A chuva fina que caiu domingo passado fez destacar ao longe, no início do jardim do MAP, guarda-chuvas coloridos que se plantaram, provisoriamente, na paisagem. O cenário multicores carregou-se de poesia, seja pela simples presença ambulante dos integrantes da Obscena, seja pelo compartilhamento dos textos lidos em voz alta para o público.    
 
Cores da Obscena em Pequenas Estações. (Foto: Luiza Palhares)

Pela singela ação de deslocamento dos artistas a performance “Pequenas estações” foi capaz de criar convidativas e desaceleradas composições espaciais, que preencheram todo o salão nobre do MAP, puramente pela presença desses corpos de baixa cadência e fortes tons. 

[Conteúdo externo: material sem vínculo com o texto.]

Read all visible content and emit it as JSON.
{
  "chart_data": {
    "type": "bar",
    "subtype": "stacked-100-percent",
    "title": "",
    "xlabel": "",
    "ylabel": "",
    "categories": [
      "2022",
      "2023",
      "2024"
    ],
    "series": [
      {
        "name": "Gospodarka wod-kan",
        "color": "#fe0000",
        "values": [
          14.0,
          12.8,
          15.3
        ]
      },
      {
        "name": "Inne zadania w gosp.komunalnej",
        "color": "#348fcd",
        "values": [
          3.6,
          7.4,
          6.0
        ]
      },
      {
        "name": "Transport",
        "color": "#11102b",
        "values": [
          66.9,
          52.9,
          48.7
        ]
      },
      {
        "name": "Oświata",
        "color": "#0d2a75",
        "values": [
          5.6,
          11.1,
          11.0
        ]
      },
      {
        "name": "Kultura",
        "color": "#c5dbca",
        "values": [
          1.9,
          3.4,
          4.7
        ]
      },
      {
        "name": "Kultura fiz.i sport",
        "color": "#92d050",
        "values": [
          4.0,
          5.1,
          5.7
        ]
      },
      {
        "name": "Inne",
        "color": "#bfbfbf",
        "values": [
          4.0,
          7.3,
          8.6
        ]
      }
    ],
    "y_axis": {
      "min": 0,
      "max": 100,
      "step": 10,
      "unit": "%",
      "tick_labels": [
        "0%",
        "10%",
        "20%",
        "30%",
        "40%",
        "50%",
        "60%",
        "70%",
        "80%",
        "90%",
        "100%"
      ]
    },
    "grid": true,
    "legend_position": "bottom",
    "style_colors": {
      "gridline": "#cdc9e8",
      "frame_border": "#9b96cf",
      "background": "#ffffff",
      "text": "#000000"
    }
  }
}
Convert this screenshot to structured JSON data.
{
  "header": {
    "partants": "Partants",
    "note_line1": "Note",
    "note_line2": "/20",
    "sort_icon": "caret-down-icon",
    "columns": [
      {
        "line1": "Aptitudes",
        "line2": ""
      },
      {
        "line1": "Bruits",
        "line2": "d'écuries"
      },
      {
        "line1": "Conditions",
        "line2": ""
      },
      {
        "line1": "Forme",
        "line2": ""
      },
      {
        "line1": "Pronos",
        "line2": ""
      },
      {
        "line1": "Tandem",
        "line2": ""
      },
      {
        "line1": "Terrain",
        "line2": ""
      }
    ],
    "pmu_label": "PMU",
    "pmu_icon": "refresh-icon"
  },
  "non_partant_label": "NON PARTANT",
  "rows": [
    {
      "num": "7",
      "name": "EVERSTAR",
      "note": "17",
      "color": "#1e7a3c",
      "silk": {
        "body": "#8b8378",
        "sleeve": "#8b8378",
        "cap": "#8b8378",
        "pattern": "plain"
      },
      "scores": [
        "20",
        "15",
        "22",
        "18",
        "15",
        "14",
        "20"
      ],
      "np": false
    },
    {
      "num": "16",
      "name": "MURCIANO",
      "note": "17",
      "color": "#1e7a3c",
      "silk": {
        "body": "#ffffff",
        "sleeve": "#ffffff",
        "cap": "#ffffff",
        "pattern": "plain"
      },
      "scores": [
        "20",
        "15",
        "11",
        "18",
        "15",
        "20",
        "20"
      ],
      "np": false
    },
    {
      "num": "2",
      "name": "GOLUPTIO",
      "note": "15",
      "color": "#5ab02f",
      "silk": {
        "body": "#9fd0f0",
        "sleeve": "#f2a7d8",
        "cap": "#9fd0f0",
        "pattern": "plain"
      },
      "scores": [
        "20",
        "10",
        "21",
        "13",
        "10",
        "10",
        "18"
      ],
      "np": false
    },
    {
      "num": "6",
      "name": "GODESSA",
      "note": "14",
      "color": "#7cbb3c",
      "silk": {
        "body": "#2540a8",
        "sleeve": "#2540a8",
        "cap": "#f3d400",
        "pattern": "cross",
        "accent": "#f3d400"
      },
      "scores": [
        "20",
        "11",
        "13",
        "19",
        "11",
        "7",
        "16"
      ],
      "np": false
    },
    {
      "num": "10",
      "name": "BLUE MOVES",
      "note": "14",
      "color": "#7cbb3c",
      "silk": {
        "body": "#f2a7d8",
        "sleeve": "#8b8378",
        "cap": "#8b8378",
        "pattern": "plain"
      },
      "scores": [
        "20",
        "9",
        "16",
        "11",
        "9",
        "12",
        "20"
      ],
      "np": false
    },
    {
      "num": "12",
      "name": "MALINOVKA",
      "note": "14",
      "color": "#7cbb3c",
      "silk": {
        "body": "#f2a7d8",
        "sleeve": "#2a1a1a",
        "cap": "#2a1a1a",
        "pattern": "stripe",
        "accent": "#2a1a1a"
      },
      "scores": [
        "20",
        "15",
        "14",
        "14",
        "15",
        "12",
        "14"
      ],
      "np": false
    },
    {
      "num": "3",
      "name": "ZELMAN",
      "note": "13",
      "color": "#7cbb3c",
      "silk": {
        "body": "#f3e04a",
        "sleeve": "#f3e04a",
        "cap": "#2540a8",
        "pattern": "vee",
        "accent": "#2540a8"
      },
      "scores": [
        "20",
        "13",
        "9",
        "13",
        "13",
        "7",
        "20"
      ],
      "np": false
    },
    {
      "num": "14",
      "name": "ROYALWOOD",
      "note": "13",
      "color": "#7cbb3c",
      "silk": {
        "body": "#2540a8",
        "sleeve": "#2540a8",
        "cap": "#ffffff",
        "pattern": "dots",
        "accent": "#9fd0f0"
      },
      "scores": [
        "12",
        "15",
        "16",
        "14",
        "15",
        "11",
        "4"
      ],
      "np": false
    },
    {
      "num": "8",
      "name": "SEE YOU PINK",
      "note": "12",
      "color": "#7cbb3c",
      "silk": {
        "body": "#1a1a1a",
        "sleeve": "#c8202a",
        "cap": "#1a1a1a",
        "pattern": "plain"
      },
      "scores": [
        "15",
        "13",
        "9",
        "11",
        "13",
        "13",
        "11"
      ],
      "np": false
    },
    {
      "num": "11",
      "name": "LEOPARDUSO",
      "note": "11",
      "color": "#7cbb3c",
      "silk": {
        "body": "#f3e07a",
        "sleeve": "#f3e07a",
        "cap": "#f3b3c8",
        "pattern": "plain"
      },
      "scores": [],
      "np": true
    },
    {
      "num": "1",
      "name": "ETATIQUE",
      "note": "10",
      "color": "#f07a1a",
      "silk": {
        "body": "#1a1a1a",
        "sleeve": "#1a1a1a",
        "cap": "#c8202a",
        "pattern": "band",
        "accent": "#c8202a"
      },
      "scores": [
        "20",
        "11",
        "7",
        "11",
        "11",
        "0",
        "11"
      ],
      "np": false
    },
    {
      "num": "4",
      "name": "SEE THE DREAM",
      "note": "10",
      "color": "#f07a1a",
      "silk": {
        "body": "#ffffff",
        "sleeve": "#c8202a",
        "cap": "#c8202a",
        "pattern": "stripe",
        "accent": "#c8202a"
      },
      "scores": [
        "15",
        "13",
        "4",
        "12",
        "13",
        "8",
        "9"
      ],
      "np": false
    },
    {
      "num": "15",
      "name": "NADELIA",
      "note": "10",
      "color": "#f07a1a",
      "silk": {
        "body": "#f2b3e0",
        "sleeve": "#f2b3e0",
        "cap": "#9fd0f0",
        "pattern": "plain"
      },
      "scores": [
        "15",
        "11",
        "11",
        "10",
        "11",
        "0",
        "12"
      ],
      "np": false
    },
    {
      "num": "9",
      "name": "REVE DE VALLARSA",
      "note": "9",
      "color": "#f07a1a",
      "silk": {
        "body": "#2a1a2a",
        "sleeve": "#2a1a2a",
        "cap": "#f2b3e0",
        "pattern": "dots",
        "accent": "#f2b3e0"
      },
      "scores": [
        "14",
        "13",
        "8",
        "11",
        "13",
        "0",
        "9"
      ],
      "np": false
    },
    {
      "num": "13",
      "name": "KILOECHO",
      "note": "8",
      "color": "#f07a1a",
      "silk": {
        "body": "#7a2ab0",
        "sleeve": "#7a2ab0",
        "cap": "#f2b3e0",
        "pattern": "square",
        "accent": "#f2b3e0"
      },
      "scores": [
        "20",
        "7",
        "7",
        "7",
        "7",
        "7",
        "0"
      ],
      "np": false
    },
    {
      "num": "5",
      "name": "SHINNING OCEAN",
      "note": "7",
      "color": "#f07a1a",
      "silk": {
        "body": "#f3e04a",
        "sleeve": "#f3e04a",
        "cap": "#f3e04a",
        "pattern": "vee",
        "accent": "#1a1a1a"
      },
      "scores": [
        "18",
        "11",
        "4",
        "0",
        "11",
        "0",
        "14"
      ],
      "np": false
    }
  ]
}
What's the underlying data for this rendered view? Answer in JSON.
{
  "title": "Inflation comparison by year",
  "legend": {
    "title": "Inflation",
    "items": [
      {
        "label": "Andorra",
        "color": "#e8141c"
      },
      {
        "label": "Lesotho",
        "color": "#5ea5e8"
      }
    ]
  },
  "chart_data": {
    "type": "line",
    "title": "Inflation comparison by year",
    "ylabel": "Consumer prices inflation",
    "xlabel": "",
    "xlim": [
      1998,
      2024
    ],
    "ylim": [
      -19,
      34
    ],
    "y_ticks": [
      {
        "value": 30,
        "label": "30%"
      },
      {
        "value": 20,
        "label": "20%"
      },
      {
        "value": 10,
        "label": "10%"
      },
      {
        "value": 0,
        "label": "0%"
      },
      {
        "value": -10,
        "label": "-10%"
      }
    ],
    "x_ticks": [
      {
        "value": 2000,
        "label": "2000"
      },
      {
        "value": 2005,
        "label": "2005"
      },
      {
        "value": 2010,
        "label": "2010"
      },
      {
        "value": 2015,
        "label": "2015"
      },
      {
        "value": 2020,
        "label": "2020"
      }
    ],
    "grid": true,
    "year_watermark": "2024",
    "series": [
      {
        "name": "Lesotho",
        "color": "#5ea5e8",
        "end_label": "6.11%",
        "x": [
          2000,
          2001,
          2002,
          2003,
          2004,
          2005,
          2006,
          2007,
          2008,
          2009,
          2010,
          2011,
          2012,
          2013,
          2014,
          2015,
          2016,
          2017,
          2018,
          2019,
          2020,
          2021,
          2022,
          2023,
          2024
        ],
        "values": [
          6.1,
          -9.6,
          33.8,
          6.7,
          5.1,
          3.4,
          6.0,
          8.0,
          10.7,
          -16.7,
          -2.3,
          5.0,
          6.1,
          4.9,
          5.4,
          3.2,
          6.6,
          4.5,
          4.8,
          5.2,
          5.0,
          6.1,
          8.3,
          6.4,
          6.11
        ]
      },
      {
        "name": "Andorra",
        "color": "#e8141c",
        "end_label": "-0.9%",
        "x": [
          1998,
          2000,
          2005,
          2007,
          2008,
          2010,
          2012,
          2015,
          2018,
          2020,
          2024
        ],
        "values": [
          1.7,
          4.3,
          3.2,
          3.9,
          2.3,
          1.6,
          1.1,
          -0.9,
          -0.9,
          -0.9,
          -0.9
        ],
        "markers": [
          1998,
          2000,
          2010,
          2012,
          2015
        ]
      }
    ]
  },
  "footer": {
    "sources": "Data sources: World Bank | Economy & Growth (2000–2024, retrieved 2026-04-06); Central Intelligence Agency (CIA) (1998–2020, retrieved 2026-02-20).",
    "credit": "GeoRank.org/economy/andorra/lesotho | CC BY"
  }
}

Logo depois, no espaço multiuso, uma máquina de algodão doce fazia par com Noemi Assumpção, na segunda performance do dia: Encasulamento. O objeto, que a princípio poderia se referir ao universo lúdico e fantasioso das memórias da infância, fez as vezes de um "monstro engolidor" na medida em que a artista, compulsivamente, foi cobrindo seu corpo com as tramas de açúcar cuspidas pela máquina. O corpo e o doce foram se fundindo até que se tornaram uma só coisa: grudados, avolumados e abstrusos.

 
Noemi Assumpção envolta em algodão doce. (Foto: Luiza Palhares)



A beleza branca inicial amarelava-se, derretia-se, impregnava o corpo e apontava para o fato e para as consequências da ingestão do “veneno branco” de cada dia. É assim que a artista se refere ao açúcar para dizer da excessiva presença de alimentos industrializados na dieta da sociedade atual. Em Encasulamento, o corpo engolido pelo açúcar evidencia o desequilíbrio nesta balança de consumo. 
 
Voltando ao Salão Nobre podíamos ver uma nova ocupação do espaço. Dudude Hermann armara um cenário de limpeza e deu início a uma espécie de dança da faxina em Des Dobra. Com bom humor e a trilha sonora de um radinho de pilha, a artista distribuiu seus apetrechos entre os espectadores que auxiliaram na limpeza: varrendo, passando pano ou esfregando o próprio corpo no chão.



A faxina de Dudude. (Foto: Luiza Palhares)


Finalizada a faxina coletiva, recolhido e organizado o material usado, foram espalhados pelo salão livros de arte embalados por folhas coloridas. Em seguida Dudude também pediu para ter o corpo revestido por essas cores. E assim, terminaram arte e artista, embrulhados para presente.